La pire grimace du Réel, c’est la mort. Avec le coronavirus, elle s’abat sur le sujet, le plaque au sol d’un seul coup dit-on alors que l’instant d’avant, il pouvait aller bien ou mieux. Je le répète. A moins donc d’en être atteint de plein fouet, ou s’il touche des proches, ou si l’on fait partie des soignants, et que chaque jour on y est confronté, nous pouvons « comprendre » pourquoi certains sujets en perçoivent difficilement la dangerosité malgré tous les avertissements et les interdictions que nous recevons. Si le sujet n’est pas concerné de près par cette mort virale, le nombre de décès, annoncé par les médias peut rester virtuel et échapper ainsi à son intégration symbolique. Il s’attaque d’autant plus à nos valeurs symboliques, celles qui font civilisation, que même les malheureuses victimes ne bénéficient pas des rites funéraires si utiles, à faire comme l’on dit, le travail de deuil. J’ai lu qu’on avait enterré des gens en pyjama. Certains ne voient même pas une dernière fois le corps de leur défunt. Seuls les proches, vingt aujourd’hui, assistent à leur enterrement et le cérémonial religieux est parfois bâclé ou n’a pas lieu. Des personnes dans les maisons de retraite ou dans les EHPAD ne verront pas non plus leur entourage leur dire un dernier adieu… Les rites funéraires qui facilitent le travail de deuil (mais le fait-on un jour ?) s’ils n’ont lieu que de façon parcellaire, freinent toute possibilité symbolique d’intégrer la perte de l’être aimé.

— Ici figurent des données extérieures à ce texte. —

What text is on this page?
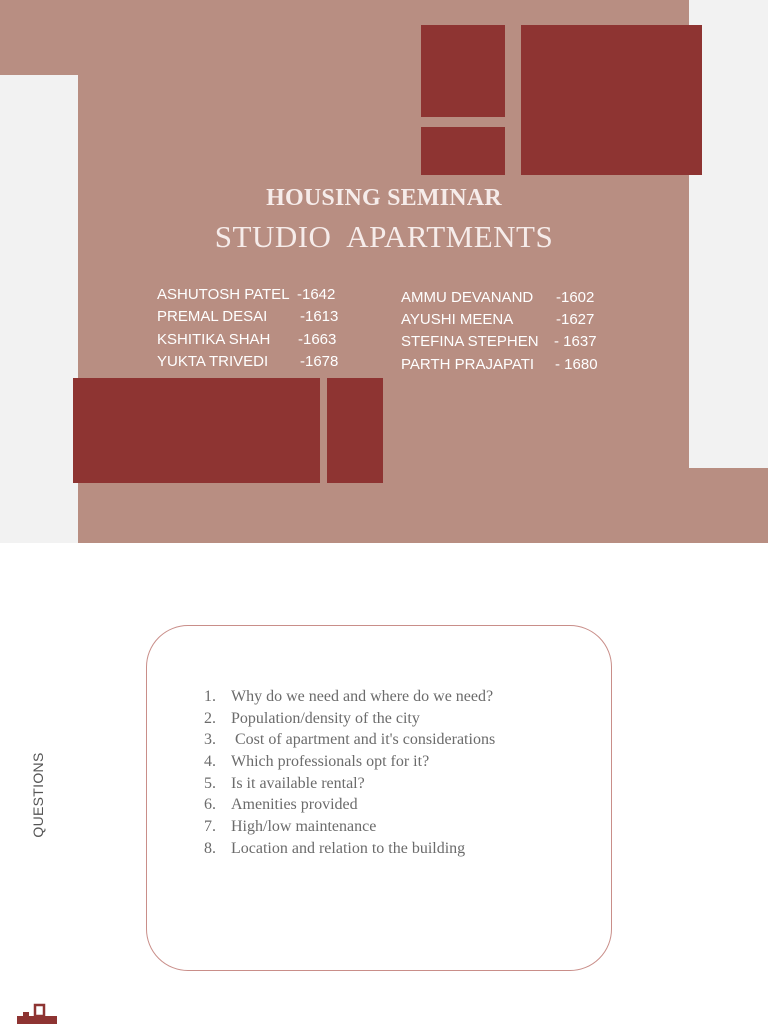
HOUSING SEMINAR
STUDIO  APARTMENTS

ASHUTOSH PATEL

-1642

PREMAL DESAI

-1613

KSHITIKA SHAH

-1663

YUKTA TRIVEDI

-1678

AMMU DEVANAND

-1602

AYUSHI MEENA

	-1627

STEFINA STEPHEN

- 1637

PARTH PRAJAPATI

- 1680

QUESTIONS
1. Why do we need and where do we need?
2. Population/density of the city
3. Cost of apartment and it's considerations
4. Which professionals opt for it?
5. Is it available rental?
6. Amenities provided
7. High/low maintenance
8. Location and relation to the building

Pas de réunion commune après l’enterrement, pas de souvenirs du défunt à partager en commun autour d’une parole qui circule… ! Le travail de deuil devra se faire de façon différée dans un après-coup, une fois le coronavirus vaincu et le lien symbolique retrouvé entre les sujets… Le nœud borroméen qui soutient le sujet pourra alors se consolider autour de valeurs communes et à partager, à moins que…
« On n’a qu’une vie ! Je n’ai qu’une vie ! »
J’emprunte cette formule au psychanalyste Paul-Laurent Assoun qui nous dit qu’après un traumatisme, une mort le plus souvent, ou le coronavirus ici et maintenant, le sujet passe d’une position première où durant toutes ses années, il pouvait dire : « On n’a qu’une vie ! », à une position seconde où il se dit « je n’ai qu’une vie ! ». Et, à partir de là, il la flambe, brûle ses désirs par les deux bouts, quitte parfois femme et enfants, son travail aussi… Bref, il veut à nouveau triompher de la mort et de la dépression auxquelles il a échappé. Fuite en avant, consommation à outrance, dépenses inconsidérées de son argent et de son énergie vitale jusqu’à l’épuisement de ses ressources puis de lui-même. Justement, l’épuisement de nos ressources, c’est encore bien ce qui nous guette si nous ne prenons pas la mesure de ce que le Covid-19[1] envoie à notre humanité, comme signal d’alarme, en s’attaquant à nos liens symboliques, eux-mêmes tributaires, de façon vitale, à notre environnement animal, végétal et minéral…
Par ©Jean-Marc Alcalay
—————————–
[1] Jean-Marc Alcalay, Ecouter ce que le Covid-19 nous dit, in, Jforum du 20 mars 2020.